I’m not sure if it comes down to the dialogue, the performance, or both, but I never bought that Lorenza Izzo was Lewis’ mother. She doesn’t look believable as his mom, and in their exchanges, I didn’t feel any warmth from her end. You can see Lewis’ yearning for his parents in his eyes, how much he misses them, but she feels fake in every way. A twist late in the film made me wonder if this was intentional, but if so, it would have been better to get the audience emotionally invested in these moments and their relationship. Kyle MacLachlan plays villain Isaac Izard, who has a history with Jonathan and Florence, and his performance is good. That being said, he’s completely wasted on the film. He has a total of maybe five minutes of screen time, and while his motivations are understandable and his actions terrible, we don’t really get to know the character. This is one aspect of the film that feels like something of a missed opportunity. His wife Selina (Renée Elise Goldsberry) is a nonentity.
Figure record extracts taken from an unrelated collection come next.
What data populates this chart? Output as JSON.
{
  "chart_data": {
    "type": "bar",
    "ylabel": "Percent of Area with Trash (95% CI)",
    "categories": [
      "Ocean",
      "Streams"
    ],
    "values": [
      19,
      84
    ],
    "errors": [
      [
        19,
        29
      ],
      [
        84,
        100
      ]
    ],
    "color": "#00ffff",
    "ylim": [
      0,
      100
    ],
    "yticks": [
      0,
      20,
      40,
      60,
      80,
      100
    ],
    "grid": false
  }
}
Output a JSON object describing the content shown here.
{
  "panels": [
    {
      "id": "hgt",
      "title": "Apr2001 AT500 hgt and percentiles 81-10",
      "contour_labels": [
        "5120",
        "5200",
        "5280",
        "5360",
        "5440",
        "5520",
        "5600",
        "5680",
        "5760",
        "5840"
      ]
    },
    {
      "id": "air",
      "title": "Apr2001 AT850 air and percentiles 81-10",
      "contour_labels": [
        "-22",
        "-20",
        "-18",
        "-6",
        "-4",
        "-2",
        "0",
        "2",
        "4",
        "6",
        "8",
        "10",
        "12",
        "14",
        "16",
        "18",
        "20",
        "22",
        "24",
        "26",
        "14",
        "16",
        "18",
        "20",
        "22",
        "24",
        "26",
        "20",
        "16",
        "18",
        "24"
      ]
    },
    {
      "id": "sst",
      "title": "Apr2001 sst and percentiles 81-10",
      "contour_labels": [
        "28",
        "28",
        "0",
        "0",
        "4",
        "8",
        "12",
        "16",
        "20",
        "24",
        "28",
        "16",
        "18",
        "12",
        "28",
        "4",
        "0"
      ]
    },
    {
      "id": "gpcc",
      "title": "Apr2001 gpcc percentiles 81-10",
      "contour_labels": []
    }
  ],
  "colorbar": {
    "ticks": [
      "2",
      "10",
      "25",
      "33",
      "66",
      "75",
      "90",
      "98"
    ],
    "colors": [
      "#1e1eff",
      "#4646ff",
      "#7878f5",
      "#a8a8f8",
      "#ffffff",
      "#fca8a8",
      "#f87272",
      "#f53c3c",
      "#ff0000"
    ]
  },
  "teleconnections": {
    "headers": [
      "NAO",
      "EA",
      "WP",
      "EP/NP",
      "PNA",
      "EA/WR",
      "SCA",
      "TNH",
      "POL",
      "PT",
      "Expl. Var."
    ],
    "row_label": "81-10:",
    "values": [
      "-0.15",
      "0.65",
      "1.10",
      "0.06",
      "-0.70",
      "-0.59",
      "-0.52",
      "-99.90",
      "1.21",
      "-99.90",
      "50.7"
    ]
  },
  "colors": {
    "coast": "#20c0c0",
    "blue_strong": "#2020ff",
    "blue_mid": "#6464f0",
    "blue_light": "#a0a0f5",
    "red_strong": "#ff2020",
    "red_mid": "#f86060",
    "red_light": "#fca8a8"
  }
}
Another thing I didn’t love so much is the portion of the film that takes place at Lewis’ school. It’s not that these scenes are bad, and as I mentioned, I appreciate the way they portray his classmates, especially the mean kids. I just found these sequences less interesting than the scenes in Jonathan’s house and Florence’s house. I also felt a lot of secondhand embarrassment for Lewis at school, and while that proves that they’re effective scenes, it also took me back to a time I don’t like remembering. Sort of like with my nitpicks with Finding Neverland, I chalk this one up to personal idiosyncrasies rather than inept filmmaking.
Overall, I really enjoyed The House with a Clock in Its Walls, and it’s worth mentioning that my family did too; I think this is one that will play well to different age groups. This is a scary movie for kids and families, but it never talks down to its audience or sugarcoats the story’s darker aspects. The visuals are gorgeous, the music is creepy, and the cast is tremendous. I didn’t enjoy the school scenes much, and Kyle MacLachlan is under-utilized as the film’s villain, but altogether The House with a Clock in Its Walls is a perfect Halloween movie to take the whole family to see, and I’d recommend it heartily.